Revelation, then, is not about the Anti-Christ, the Beast, the False Prophet, or the Great Harlot. Neither is it primarily about the Two Witnesses, the Sealed 144,000, the Seven Seals, Seven Bowls, or Seven Trumpets. The Four Horsemen and the number 666 all play minor, bit-roles in the Apocalypse. Revelation is focused on presenting the mercy and justice of God as He brings to a head all of the wrongs of the world and pours out his righteous judgment upon them all. His enemies shall be judged, and his redeemed shall be vindicated. Revelation is about the glory and majesty of Christ.
This is a collection of expositional sermons through the book of Revelation. As such, it is not a technical commentary that extensively interacts with the text in its original language. Neither is it a pastoral commentary that provides helps for crafting sermons out of the text. That simply is not the intent of this series. That does not diminish the value of such a series, but those seeking a technical series will be disappointed.

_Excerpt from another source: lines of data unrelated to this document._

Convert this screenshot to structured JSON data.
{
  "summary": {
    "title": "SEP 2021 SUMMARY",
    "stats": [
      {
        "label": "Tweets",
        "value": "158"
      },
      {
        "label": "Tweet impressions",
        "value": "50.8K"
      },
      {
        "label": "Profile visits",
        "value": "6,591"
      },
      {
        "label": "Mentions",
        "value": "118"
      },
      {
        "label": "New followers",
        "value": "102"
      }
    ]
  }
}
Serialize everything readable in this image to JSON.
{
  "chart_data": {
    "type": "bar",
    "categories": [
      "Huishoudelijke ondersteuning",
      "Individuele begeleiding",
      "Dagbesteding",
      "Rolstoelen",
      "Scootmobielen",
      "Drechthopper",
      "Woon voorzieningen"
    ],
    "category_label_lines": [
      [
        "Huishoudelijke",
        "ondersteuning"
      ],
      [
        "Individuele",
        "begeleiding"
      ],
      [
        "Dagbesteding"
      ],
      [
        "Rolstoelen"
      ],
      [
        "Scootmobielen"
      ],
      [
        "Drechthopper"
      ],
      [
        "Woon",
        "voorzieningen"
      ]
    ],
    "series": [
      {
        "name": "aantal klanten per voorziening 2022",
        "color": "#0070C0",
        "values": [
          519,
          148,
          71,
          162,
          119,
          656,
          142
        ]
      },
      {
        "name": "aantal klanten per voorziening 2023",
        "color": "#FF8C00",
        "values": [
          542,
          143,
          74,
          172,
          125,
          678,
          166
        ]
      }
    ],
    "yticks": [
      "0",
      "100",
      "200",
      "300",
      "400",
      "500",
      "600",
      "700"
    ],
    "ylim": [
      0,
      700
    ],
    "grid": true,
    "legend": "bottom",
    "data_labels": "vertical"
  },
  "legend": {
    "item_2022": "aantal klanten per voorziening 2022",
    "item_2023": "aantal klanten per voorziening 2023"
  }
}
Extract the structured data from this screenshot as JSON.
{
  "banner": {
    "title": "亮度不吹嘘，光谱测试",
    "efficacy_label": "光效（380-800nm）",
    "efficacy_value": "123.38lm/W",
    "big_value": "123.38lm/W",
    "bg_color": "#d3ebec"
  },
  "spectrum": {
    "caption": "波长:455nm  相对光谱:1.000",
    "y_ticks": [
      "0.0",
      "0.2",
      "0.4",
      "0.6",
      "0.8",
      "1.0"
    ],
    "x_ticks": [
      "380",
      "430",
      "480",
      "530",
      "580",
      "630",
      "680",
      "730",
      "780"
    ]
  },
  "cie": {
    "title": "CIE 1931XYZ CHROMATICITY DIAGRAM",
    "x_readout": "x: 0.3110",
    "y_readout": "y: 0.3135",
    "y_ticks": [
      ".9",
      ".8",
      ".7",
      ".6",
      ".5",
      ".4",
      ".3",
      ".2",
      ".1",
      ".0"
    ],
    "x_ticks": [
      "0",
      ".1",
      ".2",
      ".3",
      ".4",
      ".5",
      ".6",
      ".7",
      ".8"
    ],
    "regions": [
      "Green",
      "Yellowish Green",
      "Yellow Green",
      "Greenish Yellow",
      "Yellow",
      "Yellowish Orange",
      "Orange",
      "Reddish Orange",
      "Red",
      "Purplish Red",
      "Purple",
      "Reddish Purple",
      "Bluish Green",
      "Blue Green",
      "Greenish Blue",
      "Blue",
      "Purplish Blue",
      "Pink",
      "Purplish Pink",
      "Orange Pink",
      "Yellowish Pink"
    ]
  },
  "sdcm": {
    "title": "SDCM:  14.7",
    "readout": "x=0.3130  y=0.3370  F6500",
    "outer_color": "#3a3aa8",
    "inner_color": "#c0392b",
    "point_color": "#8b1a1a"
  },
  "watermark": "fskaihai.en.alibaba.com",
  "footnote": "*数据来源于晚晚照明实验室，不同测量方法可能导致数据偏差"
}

In commentaries written in this manner, one may often find the footnotes (or, in this case, endnotes) to be as helpful as the sermon transcript itself. Many times, the author chooses to interact with the original languages and reveal his studies in this manner. Hamilton, at times, presents the reader with a helpful interaction with commentaries and languages, but at others leaves his readers longing for more – more interaction with the Greek, more discussion on contested doctrinal emphases, more sources to point someone desiring to study further.
This commentary is well-done, and an extremely helpful work in an extremely needed arena. Hamilton has the skill to combine scholarly acumen with pastoral wisdom. For those desirous of an example of preaching through Revelation, this commentary is highly recommended.
James M. Hamilton Jr., Revelation: The Spirit Speaks to the Churches
I received this book free from the publisher through the Crossway book review bloggers program. I was not required to write a positive review. The opinions I have expressed are my own.